Run Like Hell.
Saturday I went to New York City and met up with several people from Twitter that I’ve known for a long time, and several people I was meeting for the first time. It’s hard for me to emphasize just how positive a factor in my life Twitter has become. I’ve met dozens of people, in real life, who have become true friends. I’ve met people who’ve reached out to me for help with alcohol. Or with their marriages to alcoholics. I’ve met scientists who study fascinating things. And I’ve come to see the true face of science in America, and in other places, today. The passion, the pain, the heartbreak, and all the challenges. I see how the system churns in the background, and I wonder what can be done to save it. The rotors of this machine are about to bite into the soil, and this massive apparatus could all come spinning apart.
There are huge, terrifying challenges in life. This should be news to no one. I’ve faced some, and surpassed them. I’ve faced some, and been beaten.
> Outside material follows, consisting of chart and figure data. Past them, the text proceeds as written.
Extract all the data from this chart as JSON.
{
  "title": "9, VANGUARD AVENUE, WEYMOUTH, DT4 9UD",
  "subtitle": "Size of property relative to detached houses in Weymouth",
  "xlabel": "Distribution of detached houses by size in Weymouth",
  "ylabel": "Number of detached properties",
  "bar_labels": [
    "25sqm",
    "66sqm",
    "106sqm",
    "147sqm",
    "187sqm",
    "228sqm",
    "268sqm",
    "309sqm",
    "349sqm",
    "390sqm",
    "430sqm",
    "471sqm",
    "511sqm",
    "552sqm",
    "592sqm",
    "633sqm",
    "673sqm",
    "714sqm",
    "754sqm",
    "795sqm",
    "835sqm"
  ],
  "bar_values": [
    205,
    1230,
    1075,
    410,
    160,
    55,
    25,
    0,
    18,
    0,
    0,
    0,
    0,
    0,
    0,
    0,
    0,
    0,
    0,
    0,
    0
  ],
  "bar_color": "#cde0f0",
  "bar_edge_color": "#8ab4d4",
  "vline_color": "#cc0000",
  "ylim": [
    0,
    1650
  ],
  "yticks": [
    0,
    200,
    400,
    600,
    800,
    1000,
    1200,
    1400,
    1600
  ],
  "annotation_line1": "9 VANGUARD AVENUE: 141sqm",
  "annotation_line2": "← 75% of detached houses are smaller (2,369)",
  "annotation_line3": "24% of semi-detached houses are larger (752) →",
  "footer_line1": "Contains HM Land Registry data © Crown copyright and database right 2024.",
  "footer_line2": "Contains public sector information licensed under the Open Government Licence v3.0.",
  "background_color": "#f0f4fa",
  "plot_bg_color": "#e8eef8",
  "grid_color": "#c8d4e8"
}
And I’ve only survived some because I’ve been beaten. If I hadn’t abandoned my battle with alcohol, if I were still trying to fight and hadn’t surrendered, I can’t imagine the straits I’d be in. If I were even alive. Alcoholism cannot be beaten. We can only surrender. If I hadn’t given up fighting for my marriage, I’d be trapped in bitter loneliness. Sometimes, surrender is the only route to relief.
Yesterday, I got up at 7:30 on a Sunday morning and made coffee. Had cereal. And then I ran 10.67 miles. Well, I ran 6.21 miles, and then I did walk/run intervals for 4.46 more miles. I ran that first 10K in 61:53. I ran, at a 10 minute per mile pace, for more than an hour without breaking stride. I know I’ve written before about my amazement at my running accomplishments. I won’t rehash it all now. But I have to comment that, this is what I love about being an alcoholic. I love that I can go out, and run myself like hell into the ground, and it feels like a privilege. I drank and I smoked and I nearly killed myself. Now, I am healthy and free and happy.
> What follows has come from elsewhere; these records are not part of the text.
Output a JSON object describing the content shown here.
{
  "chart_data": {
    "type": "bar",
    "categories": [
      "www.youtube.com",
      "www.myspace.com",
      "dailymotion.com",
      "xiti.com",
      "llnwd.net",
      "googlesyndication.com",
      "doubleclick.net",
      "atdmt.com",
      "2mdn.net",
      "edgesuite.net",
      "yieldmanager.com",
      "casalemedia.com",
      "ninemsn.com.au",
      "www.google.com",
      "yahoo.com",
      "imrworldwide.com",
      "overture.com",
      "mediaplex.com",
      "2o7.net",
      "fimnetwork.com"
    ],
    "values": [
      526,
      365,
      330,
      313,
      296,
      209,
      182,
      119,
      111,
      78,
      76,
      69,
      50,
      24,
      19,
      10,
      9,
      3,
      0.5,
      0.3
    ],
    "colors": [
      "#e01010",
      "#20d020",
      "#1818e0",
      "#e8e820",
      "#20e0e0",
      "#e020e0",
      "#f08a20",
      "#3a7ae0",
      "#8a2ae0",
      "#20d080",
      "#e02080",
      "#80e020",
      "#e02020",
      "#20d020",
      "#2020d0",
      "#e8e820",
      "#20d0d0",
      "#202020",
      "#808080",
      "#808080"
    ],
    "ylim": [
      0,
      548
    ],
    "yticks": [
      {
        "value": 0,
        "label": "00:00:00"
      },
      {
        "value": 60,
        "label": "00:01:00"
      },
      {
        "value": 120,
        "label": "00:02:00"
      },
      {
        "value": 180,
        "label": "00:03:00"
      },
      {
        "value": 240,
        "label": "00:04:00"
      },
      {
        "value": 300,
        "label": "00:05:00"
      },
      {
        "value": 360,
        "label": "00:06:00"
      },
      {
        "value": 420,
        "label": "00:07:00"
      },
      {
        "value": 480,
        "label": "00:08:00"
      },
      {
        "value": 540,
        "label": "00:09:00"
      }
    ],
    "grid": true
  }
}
A lot of alcoholics in recovery end up running marathons. We’re people driven to excesses of all sorts. When we leave drugs and alcohol behind, sometimes we replace it with other obsessions. But being driven to run, be healthy, surpass goals and achieve big things, these are not destructive obsessions for the most part (Though, of course, anything can be destructive when it is used to the exclusion of important aspects of life.). These are healthy dedications. Dedications to life, and freedom, and to the exuberance of experience.
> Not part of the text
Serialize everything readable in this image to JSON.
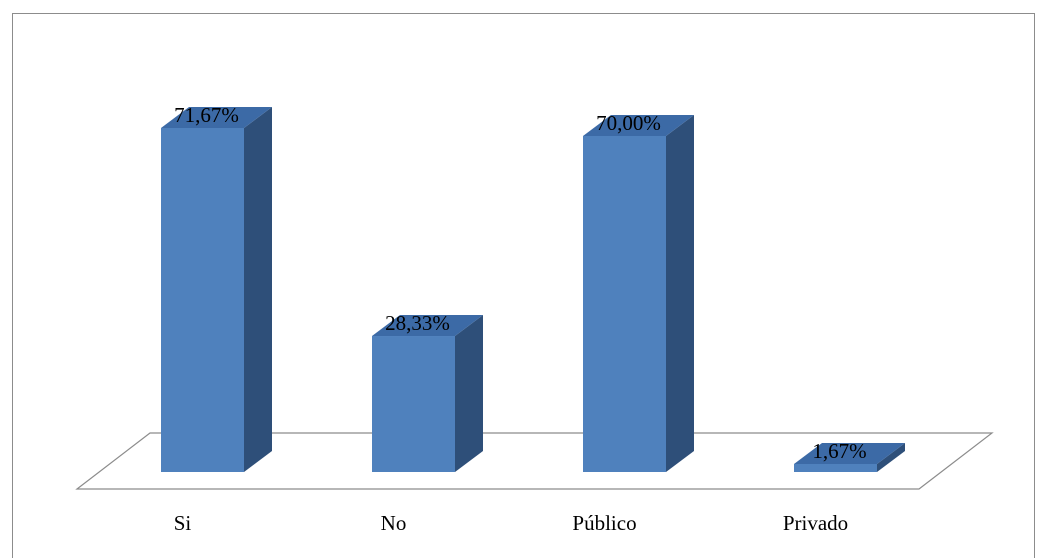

I used to use alcohol to run from things. I hid, and slithered into bottles of shame and degradation. I used to travel in order to feel like I was out of myself. Far from the life I didn’t want to be living. I spent most of my third decade running from myself.
Now, I run toward things. There’s nothing I need to run from anymore. I know how to face difficulty. I know how to give up my illusion of control about outcomes. All I can do is show up, do the best I can and give the most I have. And I will be all right, most of the time. The times I’m not, I’ll cope with. With help. Because if there’s anything that my forays into both Alcoholics Anonymous and Twitter have taught me, it is that I am never alone. I am buoyed by a throng of supporters. And I am a voice in the chorus of support for others.
There’s nothing for me to run from anymore. But here I am. Running like hell. Toward a bigger life.
You are doing well in all aspects. I’m glad that you are running towards the good and a the productive.
I too am concerned for the state of science and its funding. I am most concerned for the way that science is conveyed to the public who dismiss it. Perhaps we need to do a better job of “packaging” it to the public so that they feel vested and interested in the outcome.